Is he trying to tell me something? A focus on my lack of bilingual parenting confidence:

I have been absent from this blog. I have been ashamed. I have been doubtful. I have been lazy. I have felt conflicted.

It’s a new year, however, and while I don’t believe in New Year’s resolutions, I do see this as a nice time to determine a new approach. I just spoke at length with a colleague who is raising her daughter to speak her native language, Mandarin.  Her daughter is now attending a preschool where English is the only language, and she is adapting to what both my colleague and I have experienced as culture shock, or even more specifically, language shock. The difference is that we both experienced this as adults and she is experiencing it at 3. The similarity is that her daughter is asking how to say practical things first, such as, “I need a tissue” because she has a runny nose, or “may I go in here?” She desperately wants to not feel shy to ask the other kids to play, but she is taking care of the other things first. I find this fascinating because any time I am immersed in a language with which I am unfamiliar, I also wonder how I will find the bathroom, take a cab, conduct transactions, etc. before I worry about knowing how to invite someone to dinner or ask about their family. Runny noses and bathroom breaks come first at any age, I suppose.

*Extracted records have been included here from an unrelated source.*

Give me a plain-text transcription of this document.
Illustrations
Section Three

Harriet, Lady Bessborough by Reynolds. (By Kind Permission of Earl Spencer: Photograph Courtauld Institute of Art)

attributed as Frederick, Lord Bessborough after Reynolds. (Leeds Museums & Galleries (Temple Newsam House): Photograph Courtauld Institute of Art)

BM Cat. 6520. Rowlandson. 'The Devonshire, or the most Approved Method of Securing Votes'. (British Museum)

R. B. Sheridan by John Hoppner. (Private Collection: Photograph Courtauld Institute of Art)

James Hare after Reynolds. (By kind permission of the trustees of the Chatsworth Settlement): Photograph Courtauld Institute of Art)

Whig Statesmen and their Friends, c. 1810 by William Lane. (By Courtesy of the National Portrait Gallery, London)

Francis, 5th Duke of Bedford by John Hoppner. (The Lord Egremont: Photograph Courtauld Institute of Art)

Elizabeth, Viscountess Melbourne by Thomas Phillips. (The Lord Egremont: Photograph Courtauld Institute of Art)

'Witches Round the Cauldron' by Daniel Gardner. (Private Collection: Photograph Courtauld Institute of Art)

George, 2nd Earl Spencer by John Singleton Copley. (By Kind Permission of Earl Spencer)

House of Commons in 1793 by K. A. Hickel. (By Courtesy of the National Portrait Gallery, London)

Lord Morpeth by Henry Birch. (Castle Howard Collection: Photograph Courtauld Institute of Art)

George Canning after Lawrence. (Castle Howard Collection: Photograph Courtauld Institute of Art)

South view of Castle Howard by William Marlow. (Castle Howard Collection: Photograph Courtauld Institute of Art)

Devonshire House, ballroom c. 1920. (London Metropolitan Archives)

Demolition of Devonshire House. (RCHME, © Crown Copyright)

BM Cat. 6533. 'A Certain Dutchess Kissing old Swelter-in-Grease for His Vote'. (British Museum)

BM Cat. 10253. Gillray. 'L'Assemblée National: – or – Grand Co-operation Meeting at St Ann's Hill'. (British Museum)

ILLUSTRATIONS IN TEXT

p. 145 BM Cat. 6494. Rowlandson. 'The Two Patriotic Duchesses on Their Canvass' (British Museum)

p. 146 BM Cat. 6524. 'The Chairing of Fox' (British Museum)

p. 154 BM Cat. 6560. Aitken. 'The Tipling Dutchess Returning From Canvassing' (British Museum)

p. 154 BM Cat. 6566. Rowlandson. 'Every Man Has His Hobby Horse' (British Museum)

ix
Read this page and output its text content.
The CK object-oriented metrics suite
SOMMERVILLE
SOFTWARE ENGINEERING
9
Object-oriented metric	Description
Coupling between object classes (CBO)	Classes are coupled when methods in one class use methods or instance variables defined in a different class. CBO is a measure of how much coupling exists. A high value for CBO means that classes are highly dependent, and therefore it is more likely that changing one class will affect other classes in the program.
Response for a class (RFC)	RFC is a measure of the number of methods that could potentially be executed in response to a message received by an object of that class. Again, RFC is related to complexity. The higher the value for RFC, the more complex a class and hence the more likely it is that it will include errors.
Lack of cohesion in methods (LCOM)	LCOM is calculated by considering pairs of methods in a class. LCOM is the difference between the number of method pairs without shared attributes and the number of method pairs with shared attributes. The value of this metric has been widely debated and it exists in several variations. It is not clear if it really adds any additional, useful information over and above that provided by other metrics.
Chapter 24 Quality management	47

When our conversation concluded, I came back to my desk and mentally addressed what exactly is keeping me from going fully into French mode with my toddler 100% of the time.  I came up with the following:

  1. I seem to have internalized so many of the doubts people have about bilingual education rather than focusing on the benefits.  My confidence in the process is flagging.
  2. I have been so excited when A. says, “dog,” or “sock,” that I want to encourage him by saying in English, “yes, brilliant boy! That is a dog!” I want to use those English words in other English sentences to give him the confidence to continue using them. I am uncertain how to reward him for growing his English vocabulary and simultaneously reinforce the French.
  3. I can’t find French toddlers in my community. I just don’t think there are any. At some point, he needs peers to encourage him.
  4. I don’t have the support I need for maintaining and further developing my own French. I need French friends. See #3 above.
  5. Finally, I am immersed in Spanish classes throughout the semester, and that is what I am using all the time. I have friends with whom I can practice the language. There are plenty of Spanish speakers in the community; however, I am not comfortable enough yet with Spanish to feel I can confidently teach it to A. Spanish is not yet as instinctual as French, and yet I find French fading quickly for me. I wonder if I am going to miss my window for sharing the second language with him in the process of gaining my third language.

My approach is going to be using French as much as possible, but allowing myself to not feel the pressure of all or nothing.  Just last night, as A. was sluggishly trying to play while battling a fever, he was more cuddly than normal because he didn’t feel well. He kept bringing me a book that is in French called, “Pou-poule” about a chicken who runs away with a fox. He loves when I read this book (I like to use silly voices for the chickens talking). I realized that some of the books that he loves the most and wants to hear the most are the ones that are in French. Maybe I should stop worrying about how much and how often, and just live a bilingual (multilingual) life as a model. Hopefully he will grow up thinking this is normal, and I will have given him enough French (and maybe one day Spanish) to give him an edge if he decides to continue them. If, in the process, I begin using more French, so be it. It does have to be fun or neither of us will keep it up.

Tonight, as his father is out of town, it makes perfect sense to have an all French night and just see how it goes. If dogs and socks come into the conversation, they are welcome too!